25. Under Section 2(1) of the Act indecent act is defined as“Indecent act” means an unlawful intentional act which causes: -1. any contact between any part of the body of a person with the genital organ, breast or buttocks of another, but does not include an act that causes penetration.”
26. I have considered PW2’s testimony, who similarly was properly subjected to voire dire examination at the end of which, the learned Magistrate concluded that she was unable to appreciate the meaning of an oath and thereby directed her to give an unsworn statement. In my view, all that PW2 alleged was that the appellant did ‘tabia mbaya’ to her, where he inserted his ‘dudu’ in her (touches her vaginal area).
27. From the foregoing, all that was alleged was penetration and no other contacts were alleged and proved. See Court of Appeal Mark Oiruri Mose v Republic [2013] KECA 67 (KLR). I needlessly reiterate that an ‘indecent act’ as contemplated in statute, does not include an act that causes penetration. I therefore find that the trial court misapprehended itself in its determination by holding that the appellant’s penis came into contact with the child’s vagina. It would follow that the conviction under the alternative charge to Count II is neither sound nor safe.
28. As to the sentence of life imprisonment under Count I, imposed on the appellant, it is noteworthy that he neither questioned its legality or lack thereof, nor submit on the same.

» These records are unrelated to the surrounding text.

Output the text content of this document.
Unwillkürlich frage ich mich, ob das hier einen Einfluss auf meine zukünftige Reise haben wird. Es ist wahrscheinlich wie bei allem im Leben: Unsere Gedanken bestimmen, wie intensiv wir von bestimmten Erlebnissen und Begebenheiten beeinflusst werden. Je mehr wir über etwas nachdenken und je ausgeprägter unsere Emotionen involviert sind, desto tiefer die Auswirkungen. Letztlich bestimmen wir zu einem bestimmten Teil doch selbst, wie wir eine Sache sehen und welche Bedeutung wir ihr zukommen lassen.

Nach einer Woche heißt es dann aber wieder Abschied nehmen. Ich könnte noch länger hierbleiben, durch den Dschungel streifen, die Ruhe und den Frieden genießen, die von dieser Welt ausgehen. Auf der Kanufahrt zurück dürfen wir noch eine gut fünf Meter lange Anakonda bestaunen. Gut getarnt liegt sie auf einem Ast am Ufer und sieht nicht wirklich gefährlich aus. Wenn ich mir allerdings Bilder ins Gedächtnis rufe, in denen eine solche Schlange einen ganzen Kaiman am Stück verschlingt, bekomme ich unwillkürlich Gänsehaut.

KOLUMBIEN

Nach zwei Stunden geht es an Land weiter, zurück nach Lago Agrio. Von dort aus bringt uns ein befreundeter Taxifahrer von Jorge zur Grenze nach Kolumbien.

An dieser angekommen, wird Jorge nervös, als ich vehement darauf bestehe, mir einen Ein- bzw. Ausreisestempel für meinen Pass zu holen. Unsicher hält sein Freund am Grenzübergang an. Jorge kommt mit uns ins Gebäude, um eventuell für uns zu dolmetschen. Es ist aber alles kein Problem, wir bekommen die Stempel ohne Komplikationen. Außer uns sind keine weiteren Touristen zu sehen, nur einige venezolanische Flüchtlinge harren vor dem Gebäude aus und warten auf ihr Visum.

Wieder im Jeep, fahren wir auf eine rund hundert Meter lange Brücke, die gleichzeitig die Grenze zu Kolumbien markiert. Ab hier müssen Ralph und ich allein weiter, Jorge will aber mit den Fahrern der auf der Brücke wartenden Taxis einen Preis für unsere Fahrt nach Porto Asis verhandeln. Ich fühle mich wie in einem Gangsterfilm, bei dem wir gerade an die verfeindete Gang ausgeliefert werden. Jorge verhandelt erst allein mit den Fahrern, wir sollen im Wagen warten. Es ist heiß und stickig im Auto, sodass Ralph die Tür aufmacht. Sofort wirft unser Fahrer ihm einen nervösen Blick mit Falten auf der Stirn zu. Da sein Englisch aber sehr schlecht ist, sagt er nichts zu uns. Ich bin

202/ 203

In my view the trial court duly exercised it discretion and proceeded to sentence the appellant cognizant of Section 8 (1) (2) of the Sexual Offence Act, stipulates that a person who commits an offence of defilement with a child aged eleven years or less is liable upon conviction to imprisonment for life.
29. Accordingly, I find that the appeal partially succeeds, and I hold as follows;
30. That the trial court’s conviction and sentence under Count I, is hereby upheld.
31. Consequently, the trial court’s conviction and sentence on the alternative charge to Count II, is hereby set aside and quashed.
DATED, SIGNED AND DELIVERED AT NAIROBI VIRTUALLY THIS 26TH DAY OF JUNE 2025. W.K. MICHENI JUDGEIn the presence of;The Appellant(s)............................For The Respondent.......Mr Sirima......................Court Assistant......Bebora.............................SIGNED BY: HON. LADY JUSTICE WENDY MICHENITHE JUDICIARY OF KENYA.